Por Alonso Núñez
El vocablo parece haber tenido su origen en las diferencias religiosas que, con frecuencia, determinaron en la historia actitudes en su totalidad contrarias a este, es decir de intolerancia, desde que los diferentes miembros de las religiones se sentían dueños de la verdad, lo que hoy está disminuyendo, aunque no al ritmo que quisiéramos, y con algunos hipos –sobran los ejemplos– que deberían preocuparnos y hacernos actuar en consecuencia. Por desgracia, los cristianos –no solo los musulmanes– hemos sido de los más intolerantes. Basta citar los casos de las Cruzadas y de la Inquisición para que tengamos que volver la cara, avergonzados de tales prepotencias.
El Perú en su conjunto es un ejemplo de intolerancias múltiples, como nos lo ha mostrado el informe de la CVR. Desde la barbarie del terrorismo senderista hasta la absurda respuesta de algunas autoridades, que optaron por actuar con la misma falta de ética y legalidad de que acusábamos a Sendero y al MRTA, olvidando que, como la experiencia lo ha demostrado, es incluso más útil proceder respetando los DDHH y las reglas y leyes que defendemos.
La actitud de quienes no quieren acordarse de lo ocurrido y entienden la reconciliación como el perdón a los responsables de las fechorías es una muestra de intolerancia, que esconde, con frecuencia, sentimientos racistas y segregacionistas.
Desafortunadamente, todavía hay muchos que piensan que este país está dividido entre ‘blancos’ y ‘cholos o indios’; y que si se mata, maltrata o desaparece a los segundos no hay de qué preocuparse.
La pregunta que aflora frente a estos últimos es si deberíamos tolerarlos y respetar sus opiniones y prácticas. Y la pregunta nos remite a la historia. ¿Debió tolerarse a los nazis? ¿A los fascistas? ¿A los propios comunistas en sus abusos? Y la respuesta cae por su propio peso: la tolerancia, mejor el respeto por las opiniones y prácticas de los demás, exige también lo mismo, pero debemos confrontarlos con la legitimidad de nuestros propios principios de respeto a los DDHH y la legalidad.

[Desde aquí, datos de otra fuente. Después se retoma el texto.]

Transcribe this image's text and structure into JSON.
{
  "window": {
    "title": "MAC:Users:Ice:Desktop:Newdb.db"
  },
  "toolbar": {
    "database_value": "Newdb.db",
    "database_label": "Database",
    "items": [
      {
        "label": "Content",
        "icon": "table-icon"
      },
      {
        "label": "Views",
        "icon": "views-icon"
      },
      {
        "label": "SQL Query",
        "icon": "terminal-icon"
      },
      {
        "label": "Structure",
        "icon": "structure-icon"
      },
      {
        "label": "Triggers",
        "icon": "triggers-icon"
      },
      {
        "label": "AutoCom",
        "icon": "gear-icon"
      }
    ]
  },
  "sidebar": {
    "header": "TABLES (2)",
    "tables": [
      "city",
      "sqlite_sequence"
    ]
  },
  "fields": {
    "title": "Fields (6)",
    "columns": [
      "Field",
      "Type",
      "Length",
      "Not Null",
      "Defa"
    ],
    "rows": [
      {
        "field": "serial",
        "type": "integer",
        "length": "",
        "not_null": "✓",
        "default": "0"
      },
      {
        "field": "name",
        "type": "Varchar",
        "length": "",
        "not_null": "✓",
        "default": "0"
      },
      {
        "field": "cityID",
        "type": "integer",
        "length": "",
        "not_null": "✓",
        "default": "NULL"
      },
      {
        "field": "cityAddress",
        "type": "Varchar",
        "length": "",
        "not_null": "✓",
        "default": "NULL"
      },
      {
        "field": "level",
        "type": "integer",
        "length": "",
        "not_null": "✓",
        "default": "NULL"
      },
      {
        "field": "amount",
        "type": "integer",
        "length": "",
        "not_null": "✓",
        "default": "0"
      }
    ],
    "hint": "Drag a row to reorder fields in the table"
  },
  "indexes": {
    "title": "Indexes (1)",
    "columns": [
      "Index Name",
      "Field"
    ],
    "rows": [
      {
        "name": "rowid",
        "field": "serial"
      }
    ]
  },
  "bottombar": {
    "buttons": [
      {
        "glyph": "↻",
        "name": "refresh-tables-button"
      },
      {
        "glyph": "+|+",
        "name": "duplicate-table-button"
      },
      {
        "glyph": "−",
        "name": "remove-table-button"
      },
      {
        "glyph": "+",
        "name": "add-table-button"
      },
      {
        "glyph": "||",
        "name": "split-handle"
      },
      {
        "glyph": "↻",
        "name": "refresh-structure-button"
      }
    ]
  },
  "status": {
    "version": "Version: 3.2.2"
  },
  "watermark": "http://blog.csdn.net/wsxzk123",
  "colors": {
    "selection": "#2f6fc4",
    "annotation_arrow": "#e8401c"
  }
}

Otra cuestión es la vinculada con la década de los 90. Me refiero a la corrupción. Sin duda, no podemos tolerarla; pero, como en el caso anterior, tenemos que hacerle frente con los medios y estructuras legales con que contamos; y aprender de la experiencia para mejorar estos últimos, que tienen muchas deficiencias. Se requiere controles que hagan, por lo menos, más difícil que casos como los ocurridos se vuelvan a repetir. Respecto de esto último hay mucho camino por recorrer, porque algunos de los que deberían dar las reglas prefieren no hacerlo para no atarse las manos. Como dijo la filósofa española Adela Cortina –en el Congreso que se llevó a cabo en la PUCP hace algunos años–, se hace indispensable una “ciudadanía activa como antídoto contra la corrupción”.